Rhema Bible Church head Ray McCauley said religious leaders were extremely concerned about what happened and they continued to pray for sanity to prevail.

"It was very sad for the country as a whole; I think everybody is in shock. I don't want to be a prophet of doom but we really expected what happened to happen."

McCauley said Malema since December tried to resolve issues between his party and president Zuma, however he failed to stop Malema from disrupting Zuma's address last night to ask him when he will pay back the money with regards to Nkandla.

McCauley said the ANC was also consulted separately in the run up to the address to get a commitment that Zuma will respond to the EFF's question next week.

LISTEN: Malema addresses media outside Parliament on Thursday night.

Former speaker Frene Ginwala has questioned whether South Africa needed to embrace a new form of Parliament in the wake of Thursday's chaos in the National Assembly.

Ginwala suggested that collectively South Africans needed to do some rethinking about the way in which the country is governed.

She said as the country's democracy progresses, Parliament is in need of transformation.

Ginwala added that while implementing changes may be difficult, traditional ways of agreement could offer a solution.

"The objective was, should be, to reach agreement.
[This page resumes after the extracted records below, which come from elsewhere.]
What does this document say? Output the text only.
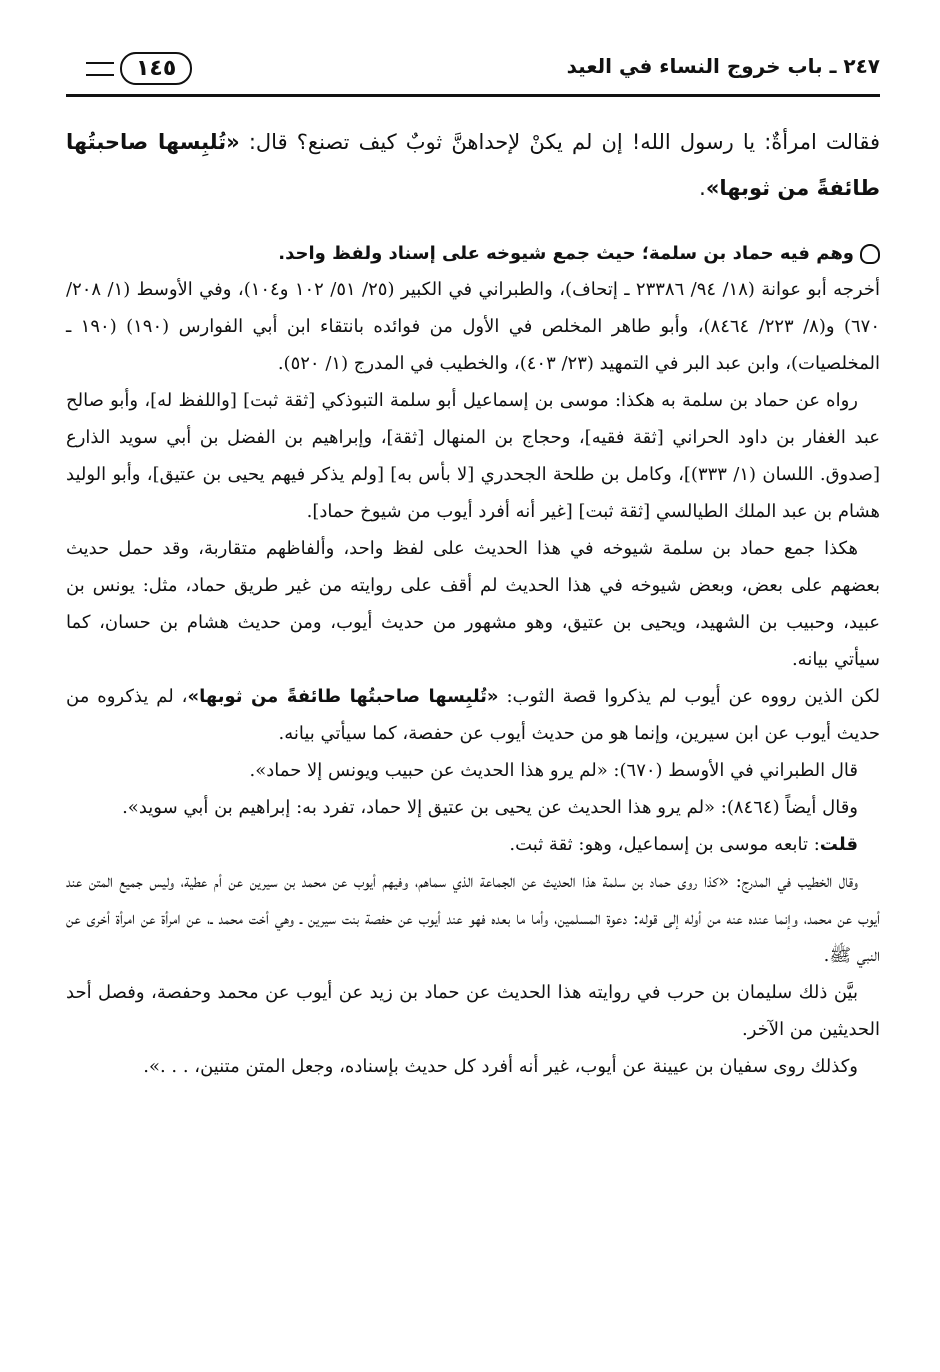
٢٤٧ ـ باب خروج النساء في العيد
١٤٥
فقالت امرأةٌ: يا رسول الله! إن لم يكنْ لإحداهنَّ ثوبٌ كيف تصنع؟ قال: «تُلبِسها صاحبتُها طائفةً من ثوبها».
وهم فيه حماد بن سلمة؛ حيث جمع شيوخه على إسناد ولفظ واحد.

أخرجه أبو عوانة (١٨/ ٩٤/ ٢٣٣٨٦ ـ إتحاف)، والطبراني في الكبير (٢٥/ ٥١/ ١٠٢ و١٠٤)، وفي الأوسط (١/ ٢٠٨/ ٦٧٠) و(٨/ ٢٢٣/ ٨٤٦٤)، وأبو طاهر المخلص في الأول من فوائده بانتقاء ابن أبي الفوارس (١٩٠) (١٩٠ ـ المخلصيات)، وابن عبد البر في التمهيد (٢٣/ ٤٠٣)، والخطيب في المدرج (١/ ٥٢٠).

رواه عن حماد بن سلمة به هكذا: موسى بن إسماعيل أبو سلمة التبوذكي [ثقة ثبت] [واللفظ له]، وأبو صالح عبد الغفار بن داود الحراني [ثقة فقيه]، وحجاج بن المنهال [ثقة]، وإبراهيم بن الفضل بن أبي سويد الذارع [صدوق. اللسان (١/ ٣٣٣)]، وكامل بن طلحة الجحدري [لا بأس به] [ولم يذكر فيهم يحيى بن عتيق]، وأبو الوليد هشام بن عبد الملك الطيالسي [ثقة ثبت] [غير أنه أفرد أيوب من شيوخ حماد].

هكذا جمع حماد بن سلمة شيوخه في هذا الحديث على لفظ واحد، وألفاظهم متقاربة، وقد حمل حديث بعضهم على بعض، وبعض شيوخه في هذا الحديث لم أقف على روايته من غير طريق حماد، مثل: يونس بن عبيد، وحبيب بن الشهيد، ويحيى بن عتيق، وهو مشهور من حديث أيوب، ومن حديث هشام بن حسان، كما سيأتي بيانه.

لكن الذين رووه عن أيوب لم يذكروا قصة الثوب: «تُلبِسها صاحبتُها طائفةً من ثوبها»، لم يذكروه من حديث أيوب عن ابن سيرين، وإنما هو من حديث أيوب عن حفصة، كما سيأتي بيانه.

قال الطبراني في الأوسط (٦٧٠): «لم يرو هذا الحديث عن حبيب ويونس إلا حماد».

وقال أيضاً (٨٤٦٤): «لم يرو هذا الحديث عن يحيى بن عتيق إلا حماد، تفرد به: إبراهيم بن أبي سويد».

قلت: تابعه موسى بن إسماعيل، وهو: ثقة ثبت.

وقال الخطيب في المدرج: «كذا روى حماد بن سلمة هذا الحديث عن الجماعة الذي سماهم، وفيهم أيوب عن محمد بن سيرين عن أم عطية، وليس جميع المتن عند أيوب عن محمد، وإنما عنده عنه من أوله إلى قوله: دعوة المسلمين، وأما ما بعده فهو عند أيوب عن حفصة بنت سيرين ـ وهي أخت محمد ـ، عن امرأة عن امرأة أخرى عن النبي ﷺ.

بيَّن ذلك سليمان بن حرب في روايته هذا الحديث عن حماد بن زيد عن أيوب عن محمد وحفصة، وفصل أحد الحديثين من الآخر.

وكذلك روى سفيان بن عيينة عن أيوب، غير أنه أفرد كل حديث بإسناده، وجعل المتن متنين، . . .».
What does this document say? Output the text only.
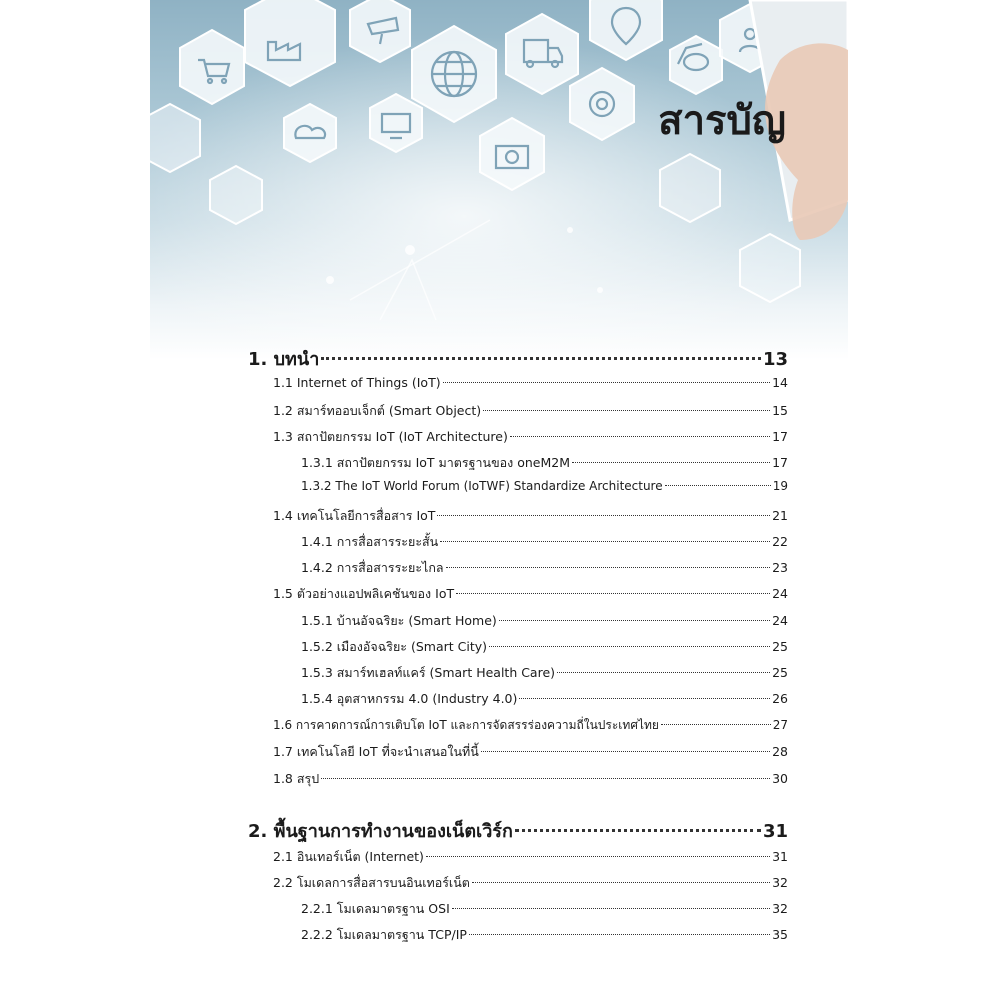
สารบัญ
1. บทนำ	13
1.1 Internet of Things (IoT)	14
1.2 สมาร์ทออบเจ็กต์ (Smart Object)	15
1.3 สถาปัตยกรรม IoT (IoT Architecture)	17
1.3.1 สถาปัตยกรรม IoT มาตรฐานของ oneM2M	17
1.3.2 The IoT World Forum (IoTWF) Standardize Architecture	19
1.4 เทคโนโลยีการสื่อสาร IoT	21
1.4.1 การสื่อสารระยะสั้น	22
1.4.2 การสื่อสารระยะไกล	23
1.5 ตัวอย่างแอปพลิเคชันของ IoT	24
1.5.1 บ้านอัจฉริยะ (Smart Home)	24
1.5.2 เมืองอัจฉริยะ (Smart City)	25
1.5.3 สมาร์ทเฮลท์แคร์ (Smart Health Care)	25
1.5.4 อุตสาหกรรม 4.0 (Industry 4.0)	26
1.6 การคาดการณ์การเติบโต IoT และการจัดสรรร่องความถี่ในประเทศไทย	27
1.7 เทคโนโลยี IoT ที่จะนำเสนอในที่นี้	28
1.8 สรุป	30
2. พื้นฐานการทำงานของเน็ตเวิร์ก	31
2.1 อินเทอร์เน็ต (Internet)	31
2.2 โมเดลการสื่อสารบนอินเทอร์เน็ต	32
2.2.1 โมเดลมาตรฐาน OSI	32
2.2.2 โมเดลมาตรฐาน TCP/IP	35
To persuade each other, to talk things through, not to fight things through. That is what we need to do. It's going to be a challenge but we still need to do that."

Meanwhile, the ANC said it believed last night's disruptions were part of a well-structured plan to discredit the President and the proceedings.

The ruling party said it was not surprised by what it has called "a meticulous plan" to collapse Sona.

Spokesperson Zizi Kodwa said ultimately the evening was a success.

"At the end of the day, SONA was presented against the plan and I think it [the EFF] failed dismally to stop the presentation of SONA by the President. He [Zuma] did well, he was able to outline the challenges and the possibility of hope."